Russia’s Human Rights Activists are Bowed But Not Broken
The mood was dour at a small ceremony on July 15 in Moscow marking the one-year anniversary of the death of Natalya Estemirova, the human rights activist whose abduction and murder in Chechnya last year shocked the world. It was a gathering of friends, journalists, academics, and colleagues from Memorial, the human rights organization that Estemirova used to lead — a small group of people, all of whom were pessimistic about the way forward. Twelve months after her death, Estemirova’s murderers still have not been brought to justice, and the continued persecution of and attacks against activists working in Chechnya have rendered Memorial’s broader struggle for justice impossible.
Estemirova’s death cut short not only the activist’s life but also Chechnya’s hopes for improved human rights. The eulogies made it clear just how much Estemirova is missed and how fractured the movement now finds itself without her. “She was the driving force behind every major human rights abuse case we monitored in Chechnya,” one eulogy proclaimed. “We never learned to live without her.” “They first killed Natasha, and now they are trying to kill our activity,” said Yekatena Sokirianskaia, Estemirova’s friend and colleague at Memorial. “Chechen authorities declared an open war against us.”
The first signs of trouble came immediately after Estemirova’s death. Memorial’s chairman, Oleg Orlov, publicly blamed the murder on Ramzan Kadirov, because the [puppet] Chechen president had reportedly made death threats against Estemirova on numerous occasions. But in response, Kadirov filed a successful defamation suit against Memorial for damaging his “honor and dignity.” Despite the suit and the fines that followed, Orlov and his center continued to demand an investigation into Kadirov’s involvement.
Other Memorial activities have been severely hampered by threats and violence over the past year. A month after Estemirova’s murder, the bullet-riddled bodies of the head of a local children’s charity and her husband, abducted from their Grozny office, were found in the trunk of their car. People in uniforms wearing baseball hats with the letters KRA on the brim — Kadirov Ramzan Akhmadovich (the [puppet] Chechen president’s full name) — took to loitering outside Memorial’s office. Day and night, Volga cars with dark-tinted windows followed Memorial’s activists through Grozny as they followed up on abduction cases.

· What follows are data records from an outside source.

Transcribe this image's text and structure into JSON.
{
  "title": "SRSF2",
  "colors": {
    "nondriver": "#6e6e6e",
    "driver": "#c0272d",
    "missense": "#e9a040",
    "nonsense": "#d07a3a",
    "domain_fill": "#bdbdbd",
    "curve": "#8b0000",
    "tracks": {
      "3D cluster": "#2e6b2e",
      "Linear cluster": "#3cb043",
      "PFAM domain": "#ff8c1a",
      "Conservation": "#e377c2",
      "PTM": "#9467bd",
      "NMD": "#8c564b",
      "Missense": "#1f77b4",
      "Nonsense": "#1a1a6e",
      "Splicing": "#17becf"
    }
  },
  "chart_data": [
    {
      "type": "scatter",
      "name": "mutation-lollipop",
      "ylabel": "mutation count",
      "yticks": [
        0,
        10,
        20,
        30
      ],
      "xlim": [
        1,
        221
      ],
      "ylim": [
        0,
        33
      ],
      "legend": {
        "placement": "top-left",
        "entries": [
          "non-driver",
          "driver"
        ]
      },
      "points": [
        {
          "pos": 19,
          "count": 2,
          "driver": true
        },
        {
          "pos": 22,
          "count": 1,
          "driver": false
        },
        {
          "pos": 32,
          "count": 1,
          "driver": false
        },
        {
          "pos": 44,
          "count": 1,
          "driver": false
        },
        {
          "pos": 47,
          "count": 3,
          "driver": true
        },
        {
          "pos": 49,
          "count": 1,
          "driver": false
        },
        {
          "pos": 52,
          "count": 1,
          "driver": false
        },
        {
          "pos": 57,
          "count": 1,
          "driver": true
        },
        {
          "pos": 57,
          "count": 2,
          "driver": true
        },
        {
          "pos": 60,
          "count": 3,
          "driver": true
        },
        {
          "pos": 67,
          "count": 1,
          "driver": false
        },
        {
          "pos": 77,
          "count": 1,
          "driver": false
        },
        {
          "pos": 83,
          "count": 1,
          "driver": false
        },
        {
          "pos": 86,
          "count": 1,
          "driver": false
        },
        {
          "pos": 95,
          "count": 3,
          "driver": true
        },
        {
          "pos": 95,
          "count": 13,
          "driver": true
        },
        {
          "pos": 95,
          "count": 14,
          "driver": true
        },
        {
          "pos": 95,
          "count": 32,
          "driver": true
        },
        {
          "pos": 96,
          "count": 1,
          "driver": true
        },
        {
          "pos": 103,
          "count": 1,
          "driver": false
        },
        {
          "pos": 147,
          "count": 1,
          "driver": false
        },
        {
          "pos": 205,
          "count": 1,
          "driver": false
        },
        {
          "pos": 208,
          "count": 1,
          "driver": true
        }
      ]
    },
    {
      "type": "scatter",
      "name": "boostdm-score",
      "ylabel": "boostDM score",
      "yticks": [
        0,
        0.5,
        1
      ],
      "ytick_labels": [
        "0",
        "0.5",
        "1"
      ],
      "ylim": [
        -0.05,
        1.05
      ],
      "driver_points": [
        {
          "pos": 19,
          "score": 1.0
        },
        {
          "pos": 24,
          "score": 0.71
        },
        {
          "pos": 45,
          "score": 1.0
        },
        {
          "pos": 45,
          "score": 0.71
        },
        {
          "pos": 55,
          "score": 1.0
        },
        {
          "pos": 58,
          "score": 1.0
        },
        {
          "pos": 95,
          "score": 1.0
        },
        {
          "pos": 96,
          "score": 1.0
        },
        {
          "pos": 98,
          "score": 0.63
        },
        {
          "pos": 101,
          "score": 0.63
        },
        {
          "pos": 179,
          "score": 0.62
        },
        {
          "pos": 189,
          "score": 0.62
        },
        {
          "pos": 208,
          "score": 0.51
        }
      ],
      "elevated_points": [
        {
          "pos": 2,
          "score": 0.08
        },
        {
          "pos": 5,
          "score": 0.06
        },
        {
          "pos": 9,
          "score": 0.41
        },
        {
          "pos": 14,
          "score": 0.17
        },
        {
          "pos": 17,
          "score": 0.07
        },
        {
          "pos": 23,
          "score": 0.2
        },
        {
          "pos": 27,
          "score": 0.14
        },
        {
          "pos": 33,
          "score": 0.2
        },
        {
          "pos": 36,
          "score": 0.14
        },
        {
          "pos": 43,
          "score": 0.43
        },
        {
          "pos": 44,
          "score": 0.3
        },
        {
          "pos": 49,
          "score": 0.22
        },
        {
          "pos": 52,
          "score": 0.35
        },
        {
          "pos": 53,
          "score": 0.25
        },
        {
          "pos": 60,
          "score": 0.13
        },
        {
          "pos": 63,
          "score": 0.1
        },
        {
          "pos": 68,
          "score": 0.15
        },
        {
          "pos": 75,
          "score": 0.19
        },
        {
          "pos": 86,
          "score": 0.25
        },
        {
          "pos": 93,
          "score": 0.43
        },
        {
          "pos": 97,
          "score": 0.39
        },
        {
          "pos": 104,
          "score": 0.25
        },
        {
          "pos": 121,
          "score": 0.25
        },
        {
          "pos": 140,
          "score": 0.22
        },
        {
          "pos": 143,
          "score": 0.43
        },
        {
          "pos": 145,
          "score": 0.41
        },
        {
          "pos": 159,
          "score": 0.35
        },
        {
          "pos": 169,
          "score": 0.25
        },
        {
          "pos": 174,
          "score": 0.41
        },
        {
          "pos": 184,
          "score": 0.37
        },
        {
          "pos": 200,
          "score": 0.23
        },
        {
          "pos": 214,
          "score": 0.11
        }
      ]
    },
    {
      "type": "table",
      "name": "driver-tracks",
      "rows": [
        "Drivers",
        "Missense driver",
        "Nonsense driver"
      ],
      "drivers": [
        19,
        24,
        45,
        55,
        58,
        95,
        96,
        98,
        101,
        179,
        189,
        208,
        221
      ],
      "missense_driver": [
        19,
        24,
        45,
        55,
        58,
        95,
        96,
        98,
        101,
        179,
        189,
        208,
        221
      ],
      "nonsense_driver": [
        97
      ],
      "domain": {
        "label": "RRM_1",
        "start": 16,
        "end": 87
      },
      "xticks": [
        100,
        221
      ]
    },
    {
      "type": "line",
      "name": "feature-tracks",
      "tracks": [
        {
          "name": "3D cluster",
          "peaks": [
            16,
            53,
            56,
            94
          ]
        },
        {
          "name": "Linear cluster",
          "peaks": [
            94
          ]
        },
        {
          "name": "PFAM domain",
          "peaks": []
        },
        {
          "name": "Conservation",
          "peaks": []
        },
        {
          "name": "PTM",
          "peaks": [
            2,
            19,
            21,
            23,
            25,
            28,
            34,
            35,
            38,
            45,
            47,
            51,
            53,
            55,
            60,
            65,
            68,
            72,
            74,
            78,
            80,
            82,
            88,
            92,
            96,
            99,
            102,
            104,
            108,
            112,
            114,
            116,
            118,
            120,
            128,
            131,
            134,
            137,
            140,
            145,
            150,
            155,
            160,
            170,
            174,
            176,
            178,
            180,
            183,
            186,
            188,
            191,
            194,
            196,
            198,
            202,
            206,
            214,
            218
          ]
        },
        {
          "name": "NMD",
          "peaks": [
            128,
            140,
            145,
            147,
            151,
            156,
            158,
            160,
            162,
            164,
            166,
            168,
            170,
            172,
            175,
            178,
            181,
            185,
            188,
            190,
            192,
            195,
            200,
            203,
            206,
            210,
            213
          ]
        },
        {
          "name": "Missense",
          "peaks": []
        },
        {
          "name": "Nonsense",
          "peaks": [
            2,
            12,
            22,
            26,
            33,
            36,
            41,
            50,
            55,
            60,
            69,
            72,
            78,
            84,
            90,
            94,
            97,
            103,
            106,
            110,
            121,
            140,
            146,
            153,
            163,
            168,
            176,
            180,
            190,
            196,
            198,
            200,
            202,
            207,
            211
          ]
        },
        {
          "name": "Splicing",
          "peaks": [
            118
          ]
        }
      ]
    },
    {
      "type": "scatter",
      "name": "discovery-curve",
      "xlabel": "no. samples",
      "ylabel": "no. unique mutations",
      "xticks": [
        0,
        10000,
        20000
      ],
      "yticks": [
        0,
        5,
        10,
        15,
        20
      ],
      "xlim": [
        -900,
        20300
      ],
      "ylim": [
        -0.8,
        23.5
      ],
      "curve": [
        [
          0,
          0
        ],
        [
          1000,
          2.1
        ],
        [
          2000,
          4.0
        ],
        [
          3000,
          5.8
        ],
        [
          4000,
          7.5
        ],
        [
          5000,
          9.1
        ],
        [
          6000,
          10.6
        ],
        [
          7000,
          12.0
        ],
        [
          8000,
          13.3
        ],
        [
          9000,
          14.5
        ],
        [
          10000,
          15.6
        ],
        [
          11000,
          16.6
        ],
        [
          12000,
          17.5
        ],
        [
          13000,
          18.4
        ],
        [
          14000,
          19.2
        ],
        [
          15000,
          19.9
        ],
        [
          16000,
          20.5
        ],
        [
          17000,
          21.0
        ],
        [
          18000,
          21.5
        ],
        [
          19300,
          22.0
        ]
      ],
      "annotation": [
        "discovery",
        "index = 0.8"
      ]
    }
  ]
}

Kadirov himself has even appeared to be urging [his] local [puppet] militia members toward violence through his public statements on [puppet] Chechen television. In one interview, the [puppet] president described Memorial as an anti-Russian organization helping terrorists and damaging the country’s reputation. “There are certain people who call themselves ‘human rights defenders,’ who actually help these militant scum,” he said. Later, not satisfied with winning the defamation suit alone, Kadirov also filed a criminal complaint against Orlov for slander, which could bring a three-year prison sentence. A verdict is still pending.
The criminal suit, Orlov and his colleagues thought, was a signal to Chechnya’s [puppet] militias to begin outright attacks against them. And Memorial decided to evacuate its key activists to Norway, France, and the United States. In most cases, the evacuation had to be arranged immediately. Some members had only a few minutes to assemble travel documents, grab their families, and escape.
None of this has stopped human rights work in Chechnya altogether; groups such as Human Rights Watch and Memorial still come to the area to document abuses. But the job has grown even harder. There are fewer researchers and limited resources, and the conditions of the work are more difficult and dangerous than ever. Positive results are equally rare. And without Estemirova, who had the ability to always seem in charge even under the worst of circumstances, Memorial itself looks like a victim — hardly able to help others.”We often hear from people: You could not protect your Natasha, so how can you help me?” Sokirianskaia said. “People choked by fear for their beloved ones feel reluctant to tell us about their troubles.”
Two months ago, Human Rights Watch and Memorial representatives met with Russian President Dmitry Medvedev about the human rights crisis in Chechnya and the threatening statements made by the [puppet] Chechen government toward Memorial researchers. “President Medvedev promised to take measures and create normal working conditions for human rights defenders,” Tanya Lokshina, a Russia researcher at Human Rights Watch, told me. “We urged him to end the rampant impunity . . . but we are still waiting for the Kremlin to make concrete steps in that direction.”
Instead, on July 3, as Memorial and Human Rights Watch were preparing their commemorations of the anniversary of Estemirova’s death, they heard Kadirov on television describing Memorial as “the enemies of people, law, and the state.”
Despite the threats and challenges, Memorial and Human Rights Watch are not going anywhere. Estemirova wouldn’t have it any other way. “We are all hostages of our dignity. Natasha could not stop reporting murders and kidnappings,” said Lokshina. “Each of us feels a moral responsibility to continue our work in Natasha’s memory.”